Ozgen, proje kapsamında, ortak havuz alanı ve tıny house modülünden oluşan bir coffe house ve fresh juıce bar alanı, sauna, masaj odaları, doğaya uyumlu sağlıklı yaşam ve beslenme gibi konuların işleneceği workshop ve wellness center alanının da bulunacağını açıkladı.
“Lokal ürünler proje dahilinde satışa sunulacak”
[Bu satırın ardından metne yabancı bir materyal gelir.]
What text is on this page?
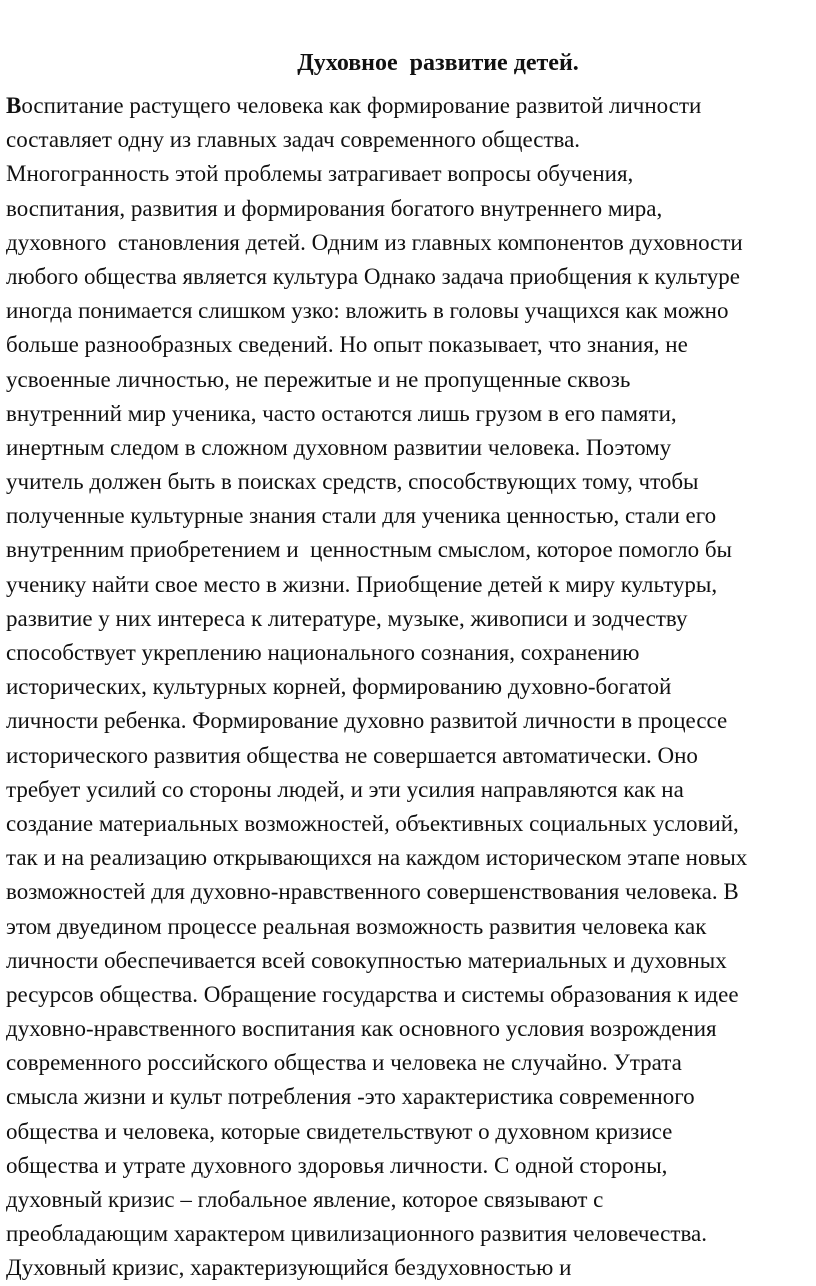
Духовное  развитие детей.
Воспитание растущего человека как формирование развитой личности
составляет одну из главных задач современного общества.
Многогранность этой проблемы затрагивает вопросы обучения,
воспитания, развития и формирования богатого внутреннего мира,
духовного  становления детей. Одним из главных компонентов духовности
любого общества является культура Однако задача приобщения к культуре
иногда понимается слишком узко: вложить в головы учащихся как можно
больше разнообразных сведений. Но опыт показывает, что знания, не
усвоенные личностью, не пережитые и не пропущенные сквозь
внутренний мир ученика, часто остаются лишь грузом в его памяти,
инертным следом в сложном духовном развитии человека. Поэтому
учитель должен быть в поисках средств, способствующих тому, чтобы
полученные культурные знания стали для ученика ценностью, стали его
внутренним приобретением и  ценностным смыслом, которое помогло бы
ученику найти свое место в жизни. Приобщение детей к миру культуры,
развитие у них интереса к литературе, музыке, живописи и зодчеству
способствует укреплению национального сознания, сохранению
исторических, культурных корней, формированию духовно-богатой
личности ребенка. Формирование духовно развитой личности в процессе
исторического развития общества не совершается автоматически. Оно
требует усилий со стороны людей, и эти усилия направляются как на
создание материальных возможностей, объективных социальных условий,
так и на реализацию открывающихся на каждом историческом этапе новых
возможностей для духовно-нравственного совершенствования человека. В
этом двуедином процессе реальная возможность развития человека как
личности обеспечивается всей совокупностью материальных и духовных
ресурсов общества. Обращение государства и системы образования к идее
духовно-нравственного воспитания как основного условия возрождения
современного российского общества и человека не случайно. Утрата
смысла жизни и культ потребления -это характеристика современного
общества и человека, которые свидетельствуют о духовном кризисе
общества и утрате духовного здоровья личности. С одной стороны,
духовный кризис – глобальное явление, которое связывают с
преобладающим характером цивилизационного развития человечества.
Духовный кризис, характеризующийся бездуховностью и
Ortaya koydukları projede oluşacak olan çok kültürlülüğün, geçmişten beri Karpaz’ın doğasında bulunan barış ve kardeşlik atmosferini daha çok renklendireceğini ifade eden Ozgen şöyle devam etti:
“Özellikle lokal ürünlerin proje dahilinde satışa sunulması, proje içerisinde sürekli oturacak olan yabancıların, yöresel el sanatları ve tarımsal üretim hakkında kurslar alması, karşılıklı olarak kendi kültürlerinde yer alan pratikleri, yerel halka aktarabilecekleri çalışma alanlarının oluşturulması, her iki kültürün karşılıklı olarak katılım sağlayabileceği, resim, müzik, yabancı dil, el sanatları gibi atölyelerin oluşturulacağı bir yapı hedefliyoruz.”